Date on Master's Thesis/Doctoral Dissertation

12-2018

Document Type

Doctoral Dissertation

Degree Name

Ph. D.

Department

Humanities

Degree Program

Humanities, PhD

Committee Chair

Maloney, Thomas

Committee Co-Chair (if applicable)

Shields, Geroge

Committee Member

Shields, Geroge

Committee Member

Pranke, Patrick

Committee Member

Dove, Guy

Author's Keywords

secular humanism; atheism; antitheism; religion; postmodernism

Abstract

This dissertation will examine the social and intellectual impact of the so-called “New Atheism” as evidenced by the writings and public careers of its four principal protagonists: evolutionary biologist Richard Dawkins, philosopher Daniel Dennett, journalist Christopher Hitchens, and neuroscientist Sam Harris. I will argue that the New Atheists together provide an account of reality philosophically superior to that of theism, including those superficially sophisticated variations espoused in the writings of scholars William Lane Craig, John Lennox, Allister McGrath, Alvin Plantinga, etc.
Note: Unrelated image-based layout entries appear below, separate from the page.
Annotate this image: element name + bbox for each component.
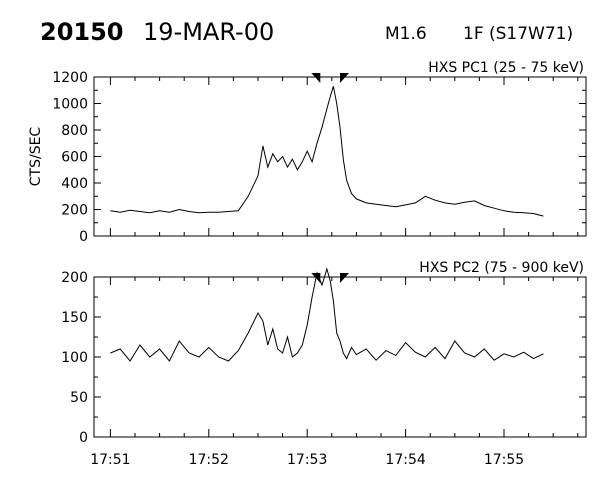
panel-title: HXS PC1 (25 - 75 keV) (428, 60, 584, 76)
x-tick-label: 17:52 (189, 452, 229, 468)
y-tick-label: 100 (61, 350, 88, 366)
event-date: 19-MAR-00 (143, 18, 275, 46)
event-id: 20150 (40, 18, 124, 46)
x-tick-label: 17:51 (90, 452, 130, 468)
interval-marker (340, 73, 349, 83)
panel-1: 0 200 400 600 800 1000 1200 HXS PC1 (25 - 75 ke… (28, 60, 587, 245)
series-line (110, 86, 544, 217)
flare-info: 1F (S17W71) (463, 24, 574, 44)
y-tick-label: 150 (61, 310, 88, 326)
y-tick-label: 800 (61, 123, 88, 139)
y-tick-label: 50 (70, 390, 88, 406)
y-tick-label: 200 (61, 270, 88, 286)
interval-marker (311, 73, 321, 83)
y-tick-label: 0 (79, 430, 88, 446)
interval-marker (340, 273, 349, 283)
panel-2: 0 50 100 150 200 17:51 17:52 17:53 17:54 17:55 HXS… (61, 260, 587, 468)
series-line (110, 267, 544, 362)
y-tick-label: 1200 (52, 70, 88, 86)
y-tick-label: 400 (61, 176, 88, 192)
y-tick-label: 0 (79, 229, 88, 245)
y-tick-label: 200 (61, 203, 88, 219)
x-tick-label: 17:55 (484, 452, 524, 468)
y-tick-label: 600 (61, 150, 88, 166)
panel-title: HXS PC2 (75 - 900 keV) (419, 260, 584, 276)
y-tick-label: 1000 (52, 97, 88, 113)
y-axis-label: CTS/SEC (28, 127, 44, 187)
goes-class: M1.6 (385, 24, 427, 44)
x-tick-label: 17:53 (287, 452, 327, 468)
x-tick-label: 17:54 (385, 452, 425, 468)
Yet, even if this were not so, I would still contend that the accessible, informative, and provocative style of the New Atheists’ prose nevertheless epitomizes precisely what academic writing could and should be. Their commitment to the Enlightenment principles of philosophical objectivity, reason, and the successes of the scientific method stands in stark contrast not only to the more malleable methodology of their religious opponents, but also to the prevailing (and ideologically-conflicting) traditions of deconstructive postmodernism and post-structuralism (as exemplified in the works of Jean Baudrillard, Gilles Deleuze, Jacques Derrida, Jacques Lacan, and others) which have greatly influenced humanities’ scholarship in recent decades. Therefore, while I very much intend to defend the substance of the New Atheists’ arguments against the various objections of their philosophical, religious, and scientific critics, I simultaneously mean to defend their stylistic choices as well (not only against their critics but also as compared to the obscurant, equivocal, and highly subjective style so often employed by postmodernists). It is my fervent hope that even those who should ultimately disagree with either the New Atheists’ assertions or my defense of them will still be able to see the value of their (and hopefully my) clear, concise brand of communication. For theirs is a style no longer widely employed within the confines of the academy. That said, I believe that the humanities disciplines of history, literary theory, cultural studies, and philosophy would greatly benefit, were they to adopt (or perhaps re-embrace) the communicative model and underlying realist epistemology of the New Atheists.